Del Vecchio thinks Disney Plus received more awareness from free publicity than paid media.
Either way, in the first 24 hours following the debut of Disney Plus, more than 10 million people had registered, according to the company. That figure includes people who signed up for the seven-day trial and those who are receiving one year of the service for free in a deal with Verizon. And that’s just the beginning: The company has forecast that Disney Plus will have between 60 million and 90 million subscribers globally by 2024.
It has also been a record-breaking year for Disney’s film studio, with five movies crossing the billion-dollar mark at the global box office, and another on track to do so. “Avengers: Endgame” grossed more than $2 billion, making it the highest-grossing film of all time, while “Frozen 2” debuted with $127 million, making it the biggest opening weekend ever for Walt Disney Animation. And Disney will close out the year with the highly anticipated final installment of the Skywalker saga, “Star Wars: The Rise of Skywalker.”
With the majority of Walt Disney’s 2019 blockbuster films either remakes of animated classics or sequels to some of the Mouse House’s most beloved franchises, the marketing team was challenged to strike the right balance between nostalgia and surprise.
“These are movies that come with their own pressures,” says Asad Ayaz, president of marketing at Disney Studios. “We had a high bar for what marketing had to achieve because of people’s passion and love” for these movies.
While it was important for the marketing of movies like “Lion King” and “Toy Story 4” to speak to those audiences who remember and love the originals, there was also the need to expand to younger viewers who might not have seen their predecessors, says Ayaz. “We had to ensure our marketing campaigns felt unique and special.”
Music played an important role in several of Disney’s marketing campaigns this year, says Ayaz.
For the remake of “Lion King,” in particular, the buzz around Beyonce´ as the voice of Nala carried its own weight.

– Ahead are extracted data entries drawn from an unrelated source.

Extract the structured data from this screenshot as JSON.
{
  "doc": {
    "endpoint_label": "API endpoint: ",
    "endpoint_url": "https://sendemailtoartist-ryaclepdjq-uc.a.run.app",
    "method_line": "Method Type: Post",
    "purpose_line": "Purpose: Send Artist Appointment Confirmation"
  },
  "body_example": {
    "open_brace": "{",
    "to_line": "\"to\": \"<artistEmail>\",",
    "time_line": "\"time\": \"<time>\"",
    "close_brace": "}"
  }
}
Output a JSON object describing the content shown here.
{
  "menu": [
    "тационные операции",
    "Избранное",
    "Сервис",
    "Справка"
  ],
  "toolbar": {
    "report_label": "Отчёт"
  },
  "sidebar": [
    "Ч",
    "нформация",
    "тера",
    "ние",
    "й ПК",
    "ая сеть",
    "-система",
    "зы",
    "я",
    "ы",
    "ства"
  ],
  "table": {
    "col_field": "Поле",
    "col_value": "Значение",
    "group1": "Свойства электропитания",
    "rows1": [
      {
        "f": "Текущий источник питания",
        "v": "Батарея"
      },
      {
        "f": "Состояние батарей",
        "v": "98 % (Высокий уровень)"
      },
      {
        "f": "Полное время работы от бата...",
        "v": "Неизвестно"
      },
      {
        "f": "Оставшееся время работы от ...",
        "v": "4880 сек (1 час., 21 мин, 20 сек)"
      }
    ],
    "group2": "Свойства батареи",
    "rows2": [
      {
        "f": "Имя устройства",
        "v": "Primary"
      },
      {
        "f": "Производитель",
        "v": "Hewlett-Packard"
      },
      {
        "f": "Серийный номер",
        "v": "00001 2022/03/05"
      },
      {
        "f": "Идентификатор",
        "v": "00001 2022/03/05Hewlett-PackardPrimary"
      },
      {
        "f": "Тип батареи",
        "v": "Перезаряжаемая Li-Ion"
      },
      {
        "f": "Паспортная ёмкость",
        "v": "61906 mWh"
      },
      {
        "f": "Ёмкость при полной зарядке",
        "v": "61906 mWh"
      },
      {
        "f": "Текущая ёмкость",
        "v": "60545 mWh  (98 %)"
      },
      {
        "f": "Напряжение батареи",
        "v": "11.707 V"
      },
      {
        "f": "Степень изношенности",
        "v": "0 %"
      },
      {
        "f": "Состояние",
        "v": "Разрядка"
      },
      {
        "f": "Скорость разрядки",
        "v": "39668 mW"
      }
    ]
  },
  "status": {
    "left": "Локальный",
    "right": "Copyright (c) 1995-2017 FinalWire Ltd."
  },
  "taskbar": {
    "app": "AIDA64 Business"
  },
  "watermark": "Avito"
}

Disney held back the track “Spirit,” an original song from the diva, building an entire campaign around its release.
For “Captain Marvel,” featuring the first female Marvel superhero headlining her own movie, Disney brought the film’s 1990s setting back to life at a former Tower Records location on Sunset Boulevard in Los Angeles. The store was dressed in themed signs, album covers and movie posters for the pop-up event, which featured a Q&A with cast members and performances by Bush and L7.
“Avengers: Endgame,” the final movie in the current phase of the Marvel cinematic universe, presented the biggest point of pressure for the studio. Since promotions for the film began just months after “Infinity War” became a box office phenomenon, Ayaz says it was essential that the marketing did not feel derivative.
Additionally, Disney was limited in the moments it could use from the film to avoid spoiling critical plot points. Instead, the studio used clips from previous films to remind viewers why they fell in love with the characters. Disney built an entire campaign around the idea of not spoiling “Endgame.”
With “Frozen 2,” the “challenge is you are following the most successful animated film of all time and the most iconic music ever,” says Ayaz.
Disney aimed to portray a more grown-up version of Elsa and Anna to reflect an audience that has aged with the princesses. To this end, Ayaz says the marketing was more epic in scope as well as cinematic.
The final layer to Disney’s marketing, which Del Vecchio says is sometimes overlooked, is its partnership strategy.
He points to deals with brands including Geico, Coca-Cola and General Mills, among others, for “Avengers: End Game.”
“The reason why that’s so important … it generates a tremendous amount of added awareness and desire,” says Del Vecchio.